What must a very common type of PES player – the type who loves Editing, and loves nothing more than to play online – think of PES2008?

For the first time, I can really understand the anger that is out there amongst the wider PES community. I’m angry too, but I’m less angry now that the offline framerate has been sorted. If I had bought PES2008 primarily to play it online, I’d have been spitting nails during the month since release. After seeing the online game in action, post-patch, I’d be speechless with outright disbelief right now.

At this point, I’m going to execute a rhetorical handbrake turn and re-emphasise what I have stated many time before, here and elsewhere: that I like PES2008. Yes, I like PES2008. I like PES2008 because I’m a Master League player through and through, and I can overlook the game’s graphical shortcomings because I find the gameplay to be satisfying – for now.

Along with everybody else I hate the goalkeepers. I hate the fast pace of the game sometimes (let’s have a FIFA08-style pace for PES2009, eh lads?). I am concerned that I’m suddenly the world’s greatest dribbler after seven years of not being able to dribble at all, but – I like it. It’s still PES, warts and all.
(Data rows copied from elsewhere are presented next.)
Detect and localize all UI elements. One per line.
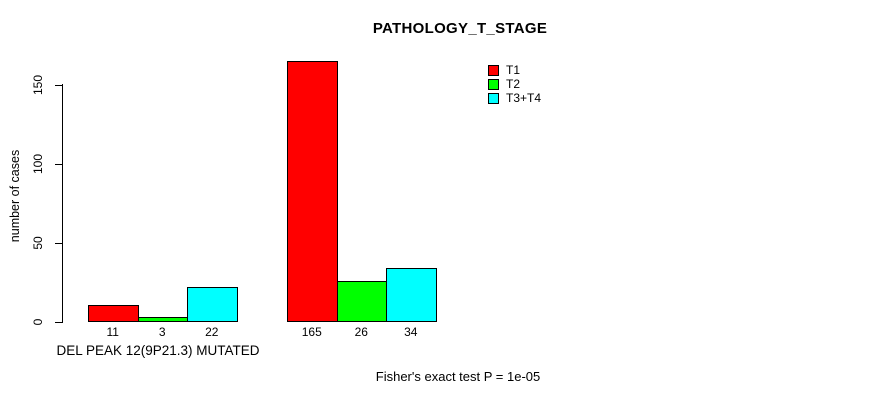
bar-value-label: 34 [404,325,418,339]
y-tick [55,164,62,165]
legend-swatch [488,64,499,76]
legend-item: T3+T4 [488,91,541,105]
y-tick-label: 50 [31,236,45,250]
bar-value-label: 22 [205,325,219,339]
y-axis-line [62,84,63,323]
bar-value-label: 165 [301,325,322,339]
legend-label: T3+T4 [506,91,542,105]
bar-T3+T4-group1 [187,287,238,322]
y-axis-label: number of cases [8,149,22,243]
chart-title: PATHOLOGY_T_STAGE [372,20,548,37]
y-tick-label: 0 [31,318,45,326]
bar-value-label: 26 [354,325,368,339]
legend-label: T1 [506,63,521,77]
bar-T1-group2 [287,61,338,322]
bar-T3+T4-group2 [386,268,437,322]
y-tick [55,85,62,86]
y-tick-label: 150 [31,74,45,96]
legend: T1 T2 T3+T4 [488,63,541,105]
bar-T2-group1 [137,317,188,322]
bar-value-label: 3 [158,325,166,339]
bar-T1-group1 [88,304,139,322]
legend-item: T1 [488,63,541,77]
x-category-label: DEL PEAK 12(9P21.3) MUTATED [56,343,260,358]
y-tick [55,243,62,244]
bar-T2-group2 [336,280,387,322]
legend-swatch [488,92,499,104]
y-tick [55,322,62,323]
legend-swatch [488,78,499,90]
bar-value-label: 11 [106,325,119,339]
legend-item: T2 [488,77,541,91]
y-tick-label: 100 [31,153,45,175]
fisher-test-annotation: Fisher's exact test P = 1e-05 [375,369,541,384]
legend-label: T2 [506,77,521,91]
However, for the first time in my entire PES life, I doubt that I’ll still be playing this game regularly in six months’ time. I might not even be playing it regularly in a month‘s time. FIFA08 is burning a hole in my shelf right now. So much about this PES year is unprecedented. Perhaps FIFA08’s serious challenge is the most unprecedented thing of all.

PES2008 on the PlayStation3 is nowhere near being the next-gen game that it should have been. It’s not even halfway there. An offline mode that only just passes muster (after a 130MB patch) simply isn’t enough nowadays. It fails on too many fronts for even a dedicated fanboy like myself to continue making excuses. Wasted potential? I’ll say.